Monday, March 17, 2014

Gravitational Waves and the Great Inflation

Back in 1979, puzzling over why the universe seemed so uniform in every direction, physicist Alan Guth hit on an idea that we now know as inflation: when it was less than a trillionth of a second old, the universe doubled in size about 60 times within another trillionth of a second, expanding much faster than the speed of light. (This is allowable under special relativity because space itself was moving, not some object passing through space.) Most scientists said, "intriguing" and went back to work on whatever they were doing, since it seemed highly unlikely that inflation could ever be proved or disproved. But then in 2002 it was discovered that the cosmic microwave background (CMB) radiation, the leftover glow of the Big Bang, is polarized, meaning it vibrates more in one direction than in others. This means that it could, in theory anyway, bear the imprint of the gravitational waves that should have been part of the great inflation. And now a team of scientists say they have found evidence of those waves:
Cosmologists have detected what they say is the first direct evidence of this inflation—one of the biggest discoveries in the field in 20 years. From studying the cosmic microwave background (CMB)—the leftover radiation from the big bang—they have spotted traces of gravitational waves—undulations in the fabric of space and time—that rippled through the universe in that infinitesimally short epoch following its birth. The imprint of these gravitational waves upon the CMB matches what theorists had predicted for decades. The findings, announced this morning at a scientific presentation at the Harvard-Smithsonian Center for Astrophysics in Cambridge, Massachusetts, also show that gravity—at the smallest scale—follows the rules of quantum mechanics, similar to other forces such as electromagnetism.

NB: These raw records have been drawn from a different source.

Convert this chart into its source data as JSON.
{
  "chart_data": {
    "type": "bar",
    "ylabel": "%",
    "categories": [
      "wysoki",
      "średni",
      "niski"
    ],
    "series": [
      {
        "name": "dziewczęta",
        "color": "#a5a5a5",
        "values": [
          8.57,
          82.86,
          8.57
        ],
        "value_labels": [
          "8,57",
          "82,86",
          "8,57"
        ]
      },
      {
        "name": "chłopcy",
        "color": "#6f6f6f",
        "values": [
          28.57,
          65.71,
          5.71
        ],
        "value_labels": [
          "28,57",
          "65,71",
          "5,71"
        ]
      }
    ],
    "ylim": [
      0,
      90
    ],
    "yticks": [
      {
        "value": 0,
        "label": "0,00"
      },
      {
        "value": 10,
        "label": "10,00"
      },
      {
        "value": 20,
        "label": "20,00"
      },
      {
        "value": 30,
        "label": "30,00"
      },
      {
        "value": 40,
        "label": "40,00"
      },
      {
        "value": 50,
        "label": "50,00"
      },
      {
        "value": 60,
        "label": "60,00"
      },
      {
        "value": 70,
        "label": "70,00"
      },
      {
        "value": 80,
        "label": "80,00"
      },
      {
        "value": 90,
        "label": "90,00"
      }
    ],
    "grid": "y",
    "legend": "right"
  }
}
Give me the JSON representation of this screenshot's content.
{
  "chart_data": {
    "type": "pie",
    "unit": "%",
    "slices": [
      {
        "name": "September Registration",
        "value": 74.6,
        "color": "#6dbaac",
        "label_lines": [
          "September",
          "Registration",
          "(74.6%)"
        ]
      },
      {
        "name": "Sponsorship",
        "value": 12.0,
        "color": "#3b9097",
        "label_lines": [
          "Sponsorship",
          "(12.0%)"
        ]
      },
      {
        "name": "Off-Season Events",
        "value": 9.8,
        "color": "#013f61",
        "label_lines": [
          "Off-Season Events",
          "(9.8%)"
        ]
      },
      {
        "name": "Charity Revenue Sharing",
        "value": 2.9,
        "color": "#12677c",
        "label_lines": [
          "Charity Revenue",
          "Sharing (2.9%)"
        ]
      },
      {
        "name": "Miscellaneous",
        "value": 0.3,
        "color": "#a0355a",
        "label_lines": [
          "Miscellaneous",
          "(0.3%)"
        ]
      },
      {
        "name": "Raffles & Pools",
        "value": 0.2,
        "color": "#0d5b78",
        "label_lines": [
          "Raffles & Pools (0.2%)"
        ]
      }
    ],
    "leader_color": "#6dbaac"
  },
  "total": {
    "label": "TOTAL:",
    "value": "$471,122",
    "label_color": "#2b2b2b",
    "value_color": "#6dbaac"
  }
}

“This is an astounding result,” says Alan Guth, a cosmologist at Massachusetts Institute of Technology in Cambridge and one of the original proponents of inflation. Guth—who was not involved in the work being highlighted today—says the researchers showed him a draft paper a week ago, after swearing him to secrecy. “The observations are at a very high level of significance,” he says. Andrei Linde, a cosmologist at Stanford University in California who developed one of the most theoretically successful models of inflation, agrees: “If these results are right, inflationary theory has passed its most difficult test ever.”

The discovery comes from observations by a small but sophisticated telescope at the South Pole dedicated to a project known as the Background Imaging of Cosmic Extragalactic Polarization (BICEP). Just like visible light and other kinds of electromagnetic radiation, a cosmic microwave’s electric and magnetic fields could be oscillating along any of an infinite number of orientations. The telescope used by the BICEP researchers is designed to map the orientation—or polarization—of the CMB as it varies in different parts of the sky. In data taken from a small patch of the sky between January 2010 and December 2012, the researchers found a random pattern of faint pinwheel-like swirls in the CMB. Such swirls, called B modes, are the hallmark of gravitational waves in the primordial universe and—many cosmologists say—are the smoking gun for inflation.

“We believe that gravitational waves could be the only way to introduce this B-mode pattern,” says John Kovac, a cosmologist at Harvard and one of the four principal investigators of BICEP.
If confirmed, this is an amazing achievement. It is also a return to the fruitful interplay of mathematical theorizing and precisely measured experiment that was the hallmark of physics during its great run, from Galileo to the 1970s. Of late theorists have mainly been predicting things that nobody can figure out how to measure, so it is great to see the old synergy working again.